Goodbye Boogie Down

The final word here (for now at least) should go to the place I’ve called home for the last six months. Where else could strut its stuff to a nickname like ‘The Boogie Down”?

As I realised very early on, the Bronx is many things, with a diversity running from deep urban poverty, to a sleepy New England-like fishing village and everything in-between. But there is a sense of a unifying, renegade identity that has often reminded me of east London.

I arrived knowing virtually nothing about the place. I’d done a couple of flying visits in the past, but must admit to some of the same prejudices that I now find objectionable and know to be wrong.

The stigma derives from the 1970s when the South Bronx, in particular, became synonimous with urban decline and abandonment. Stereo-typing and racist media representations, most notoriously, the film “Fort Apache, The Bronx” conveyed to people who’d never been there, a lawless danger-zone.

However, the myth was based on a grim reality. Looking at photos of the Bronx from 50 years ago, I wonder if any place has suffered such destruction, except from war or natural disaster? The decade of fire, vividly captured in a film of that name, refers to a place crisis-mode capitalism had declared surplus to requirements.

Like an English steel or coal town, the scars of such callous abandonment take decades to heal. Although the fabled “recovery” has clearly happened to some extent, the apartment block refurbishments and relatively new buildings on once derelict sites, can’t disguise multiple deprivation that’s probably as bad as it was half a century ago. Likewise, the social dislocation and environmental pollution of one un-civil engineering project – the Cross Bronx Expressway – is as poisonous today as it was when Marshall Berman described in 1982. He wrote of the damage done to his childhood home: “Why did it go? Did it have to go? Was there anything we could have done to keep it alive?”  Decades later, some Bronx residents are asking similar questions [1].

But there are many Bronxes and although I’ve seen things to make me think another period of “planned shrinkage” is here, there’s a spirit about the place that again invokes its tradition of independent, radical non-conformity and resistance. There’s a thread linking the Coops and Amalgamated housing co-ops, rent strikes, the lyrical humanity of Abel Meeropol, the Young Lords, Hip-Hop and the current crop of Progressive politicians representing the borough. I think of Tower Hamlets, Liverpool, Glasgow and Barcelona.

There are many, less political, things I’ll miss about the place. There’s an everyday street civility that isn’t forced or fake. Although I found it irritating at times, there’s a loud exuberance and of course, much of this is infused with Latino, Caribbean and African culture, often reflected in people’s stylish dress. For a densely populated and often noisy area, it can also be quite peaceful, with reminders that most development has happened within the last 100 years. I was very surprised, one summer evening, to see a skunk snuffling towards me and racoons also live there, as well as lots of birdlife and distinctive black squirrels. The New York Botanic Garden, just up the road from where I lived, is wonderful in its own right, but especially because it preserves some of the ancient woodland that once covered New York.

Bronx politics, is messy, like its streets. Despite having three high-profile young Congresspeople, my abiding impression was of old-style, ethno-centric, machine politics, where opportunities for real change are tightly restricted by the Democrat Party and its career politicians, most of whom were conspicuous by their absence at housing campaign activities.  (I was very disappointed to find very little sign of the Democratic Socialists of America organising in the borough.)

That’s a worry because the Bronx, like many other places in the US, faces a very tough 2022. New York’s eviction moratorium ends on 15th January, putting thousands of Bronxites at risk of homelessness. This will be compounded by loss of COVID income assistance, including the child tax credits which are just one casualty of the pathetic defeat of Biden’s social infrastructure package.
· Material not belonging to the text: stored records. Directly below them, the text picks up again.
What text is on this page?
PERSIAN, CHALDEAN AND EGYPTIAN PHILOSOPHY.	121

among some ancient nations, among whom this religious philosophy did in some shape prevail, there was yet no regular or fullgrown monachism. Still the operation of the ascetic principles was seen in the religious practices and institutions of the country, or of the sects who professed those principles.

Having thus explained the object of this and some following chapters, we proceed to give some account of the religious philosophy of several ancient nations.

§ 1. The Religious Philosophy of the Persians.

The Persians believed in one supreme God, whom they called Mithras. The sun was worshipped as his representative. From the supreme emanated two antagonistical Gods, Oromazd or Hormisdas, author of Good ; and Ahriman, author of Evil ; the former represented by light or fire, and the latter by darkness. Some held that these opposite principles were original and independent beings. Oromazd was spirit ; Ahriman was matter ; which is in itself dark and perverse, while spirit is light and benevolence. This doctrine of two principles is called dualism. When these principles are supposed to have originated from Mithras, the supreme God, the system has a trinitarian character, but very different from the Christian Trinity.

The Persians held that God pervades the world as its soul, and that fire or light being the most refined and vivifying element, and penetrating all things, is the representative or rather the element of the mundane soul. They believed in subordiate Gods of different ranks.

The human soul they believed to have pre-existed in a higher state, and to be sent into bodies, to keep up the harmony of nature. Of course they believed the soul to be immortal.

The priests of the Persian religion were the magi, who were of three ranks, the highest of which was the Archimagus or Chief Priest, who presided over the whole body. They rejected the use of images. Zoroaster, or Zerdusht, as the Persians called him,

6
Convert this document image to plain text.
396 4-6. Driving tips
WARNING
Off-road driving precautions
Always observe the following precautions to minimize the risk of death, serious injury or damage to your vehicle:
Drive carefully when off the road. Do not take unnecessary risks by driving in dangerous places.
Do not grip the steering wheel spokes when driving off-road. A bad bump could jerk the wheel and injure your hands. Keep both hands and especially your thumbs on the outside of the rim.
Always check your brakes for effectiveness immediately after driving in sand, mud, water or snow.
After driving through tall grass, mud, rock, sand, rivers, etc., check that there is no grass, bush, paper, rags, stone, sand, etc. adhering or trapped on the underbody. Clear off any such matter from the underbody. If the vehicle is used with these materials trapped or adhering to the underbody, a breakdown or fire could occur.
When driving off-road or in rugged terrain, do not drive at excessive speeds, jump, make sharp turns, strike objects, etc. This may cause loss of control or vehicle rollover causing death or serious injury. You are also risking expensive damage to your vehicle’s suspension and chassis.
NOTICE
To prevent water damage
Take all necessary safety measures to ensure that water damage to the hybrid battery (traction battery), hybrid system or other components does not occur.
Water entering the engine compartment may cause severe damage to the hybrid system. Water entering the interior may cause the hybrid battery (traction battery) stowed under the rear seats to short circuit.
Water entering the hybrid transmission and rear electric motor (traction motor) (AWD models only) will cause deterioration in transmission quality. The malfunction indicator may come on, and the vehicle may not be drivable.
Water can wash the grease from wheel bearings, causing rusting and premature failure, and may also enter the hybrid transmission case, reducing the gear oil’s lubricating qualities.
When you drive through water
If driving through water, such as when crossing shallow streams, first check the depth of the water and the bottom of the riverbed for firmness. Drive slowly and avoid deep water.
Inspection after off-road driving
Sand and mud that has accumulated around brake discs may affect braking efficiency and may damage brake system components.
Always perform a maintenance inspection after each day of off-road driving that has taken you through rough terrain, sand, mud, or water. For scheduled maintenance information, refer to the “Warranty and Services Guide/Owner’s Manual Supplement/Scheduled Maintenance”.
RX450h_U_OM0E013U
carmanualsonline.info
That will particularly hit the many Bronx residents of public housing, for which a promised $80 billion investment has now been shelved.
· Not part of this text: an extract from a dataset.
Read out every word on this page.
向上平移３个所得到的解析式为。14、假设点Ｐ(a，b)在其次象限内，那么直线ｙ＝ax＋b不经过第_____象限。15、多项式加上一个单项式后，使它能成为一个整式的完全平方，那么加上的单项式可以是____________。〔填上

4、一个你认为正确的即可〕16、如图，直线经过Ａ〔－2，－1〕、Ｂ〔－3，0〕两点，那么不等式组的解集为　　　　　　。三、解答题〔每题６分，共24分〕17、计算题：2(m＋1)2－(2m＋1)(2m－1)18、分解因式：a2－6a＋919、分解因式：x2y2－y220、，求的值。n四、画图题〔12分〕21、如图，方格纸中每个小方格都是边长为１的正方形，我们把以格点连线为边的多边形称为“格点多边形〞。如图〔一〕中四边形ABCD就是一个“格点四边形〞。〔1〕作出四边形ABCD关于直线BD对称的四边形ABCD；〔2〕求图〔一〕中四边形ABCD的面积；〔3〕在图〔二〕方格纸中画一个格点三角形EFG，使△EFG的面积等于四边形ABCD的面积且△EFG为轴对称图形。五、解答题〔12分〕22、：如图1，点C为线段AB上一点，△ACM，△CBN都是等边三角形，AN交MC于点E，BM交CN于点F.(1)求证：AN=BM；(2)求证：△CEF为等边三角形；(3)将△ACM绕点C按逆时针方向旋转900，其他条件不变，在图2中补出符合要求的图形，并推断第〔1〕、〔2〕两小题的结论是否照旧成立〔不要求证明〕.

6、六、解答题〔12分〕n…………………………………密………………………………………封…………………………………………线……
I fear there are grim times ahead for the Bronx.  But without wanting to romanticise, there is some comfort and optimism to be found in the resilience and social solidarity of its working class.  Sadly, many of its people have known hardship for most of their lives.  They’re survivors.  Living in a country of such wealth and potential should be about more than surviving though.     

Sunrise over Co-Op City

[1] There are some plans to mitigate the negative impact of the Cross Bronx Expressway

The plan to transform one of New York City’s dirtiest freeways into green space | New York | The Guardian  

Time will tell if they survive the mauling of the Build Back Better budget.